Batılı şirketlerin boşluğu doldurulmaya çalışılıyor
Savaşın başlamasının ardından başta McDonald’s, IKEA, Zara ve H&M olmak üzere yüzlerce Batılı şirket, yaptırım baskısı nedeniyle Rusya’dan çekilme kararı aldı. Apple, Sony, Spotify gibi teknoloji şirketleri Rusya’daki faaliyetlerini kısıtlarken, başta Rus şirketleri olmak üzere Rusya’nın dost kabul ettiği şirketler, pazarda oluşan boşluğu doldurmaya çalışıyor.
Tekstil ve beyaz eşya alanlarında Çinli ve Türk şirketler faaliyet alanlarını genişletmeye yönelik adımlar atarken, Yandex ve VK gibi Rus internet şirketleri de Google gibi rakiplerin yerine yeni ürünler geliştiriyor.
McDonald’s yerine açılan Vkusno i Toçka restoranları ülkede hızla popülerlik kazanırken, McDonald’s döneminde yaşanan doluluk oranlarını yakalamayı başardı.
Batılı şirketlerin ayrılma kararının en çok etkilediği sektörlerin başında ise otomotiv geldi.
Renault, Nissan ve Mercedes gibi Batılı otomobil şirketleri Rusya’dan çekilme kararı alırken, bu şirketler Rusya’daki tüm varlıklarının Rus devletine devretti. Rusya'da otomobil satışları, ekimde geçen yılın aynı dönemine göre yüzde 62,8 azalarak 45 bine geriledi.
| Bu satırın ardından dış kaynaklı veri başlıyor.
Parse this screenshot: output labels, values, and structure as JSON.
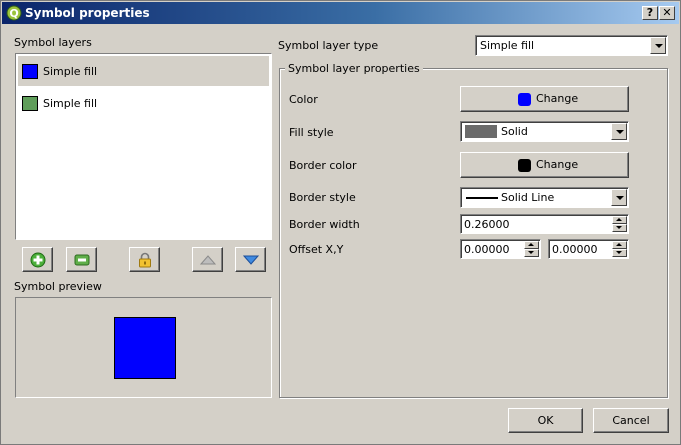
{
  "window": {
    "title": "Symbol properties",
    "help_label": "?",
    "close_label": "✕",
    "app_icon": "qgis-logo-icon"
  },
  "left": {
    "layers_label": "Symbol layers",
    "layers": [
      {
        "label": "Simple fill",
        "color": "#0000ff",
        "selected": true
      },
      {
        "label": "Simple fill",
        "color": "#5f9e5a",
        "selected": false
      }
    ],
    "toolbar": {
      "add_icon": "add-layer-icon",
      "remove_icon": "remove-layer-icon",
      "lock_icon": "lock-icon",
      "up_icon": "move-up-icon",
      "down_icon": "move-down-icon"
    },
    "preview_label": "Symbol preview",
    "preview_color": "#0000ff"
  },
  "right": {
    "layer_type_label": "Symbol layer type",
    "layer_type_value": "Simple fill",
    "props_title": "Symbol layer properties",
    "color_label": "Color",
    "color_button": "Change",
    "color_value": "#0000ff",
    "fill_style_label": "Fill style",
    "fill_style_value": "Solid",
    "fill_style_swatch": "#6b6b6b",
    "border_color_label": "Border color",
    "border_color_button": "Change",
    "border_color_value": "#000000",
    "border_style_label": "Border style",
    "border_style_value": "Solid Line",
    "border_width_label": "Border width",
    "border_width_value": "0.26000",
    "offset_label": "Offset X,Y",
    "offset_x": "0.00000",
    "offset_y": "0.00000"
  },
  "footer": {
    "ok_label": "OK",
    "cancel_label": "Cancel"
  }
}
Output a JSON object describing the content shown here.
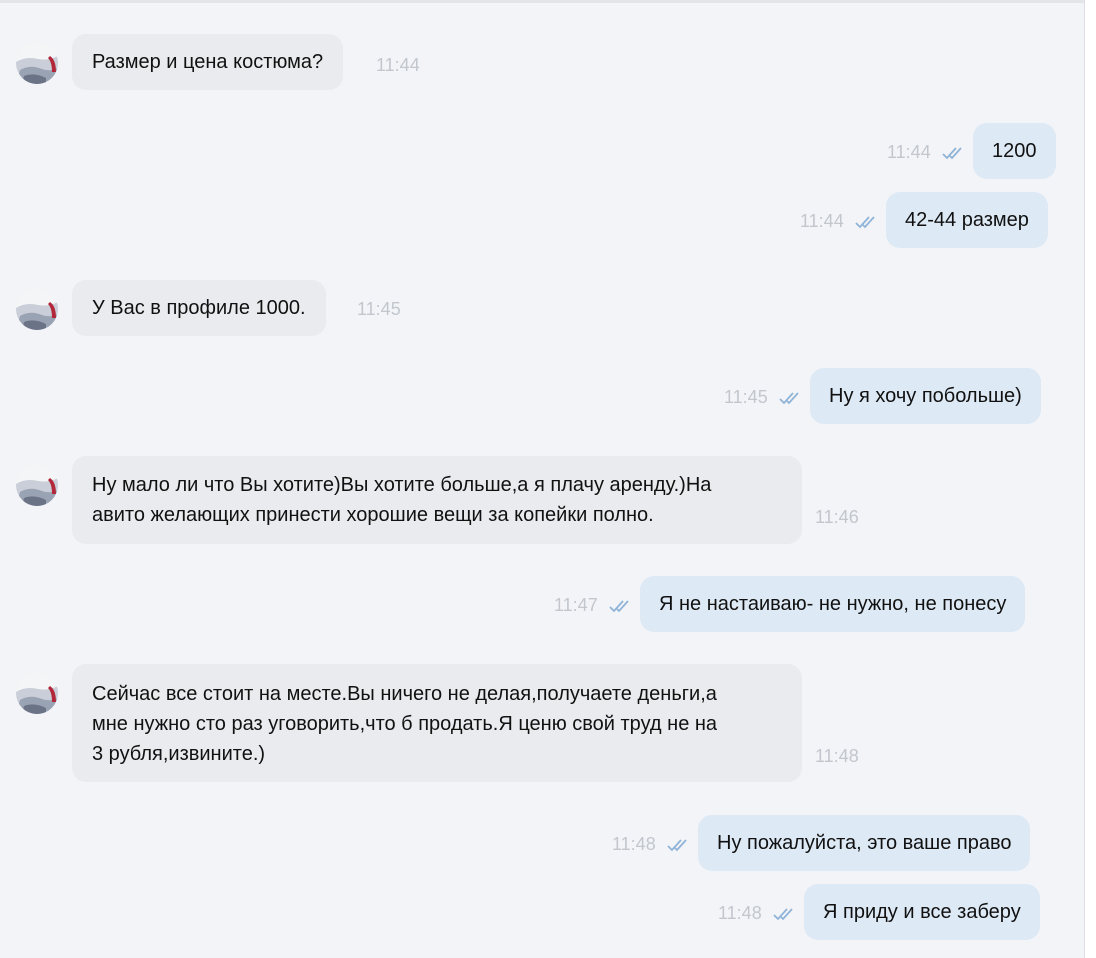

Rusya’da ünlü Moskviç marka otomobillerin seri üretimi, Fransız şirketi Renault’un çıktığı tesiste başlarken, diğer markaların da tesislerinde benzer adımların atılması planlanıyor.
Doğrudan ithalatı artık mümkün olmayan ürünlerin temini için ülkede ayrıca paralel ithalat serbest bırakıldı. Rusya Federal Gümrük Servisi (FTS) Başkanı Vladimir Bulavin, paralel ithalat yöntemiyle 2022’nin mayıs-ekim döneminde 17 milyar dolar değerinde ürün ithal edildiğini açıklamıştı.
Rusya enerji ihracatında alternatif pazarlar yaratıyor
Batılı ülkeler, Rusya’ya yönelik yaptırımların en kapsamlılarından bazılarını Rus enerji sektörüne uyguluyor.
Avrupa Birliği (AB) ülkeleri Aralık 2022'de, Rusya'dan deniz yoluyla taşınan petrole varil başına 60 dolar tavan fiyat uygulanmasında anlaşmaya varmıştı. Rus dizeline ve gaz yağına da varil başına 100 dolar, daha ucuz sıvı yakıt ve açık renkli petrol ürünlerine varil başına 45 dolar tavan fiyat getirilmişti.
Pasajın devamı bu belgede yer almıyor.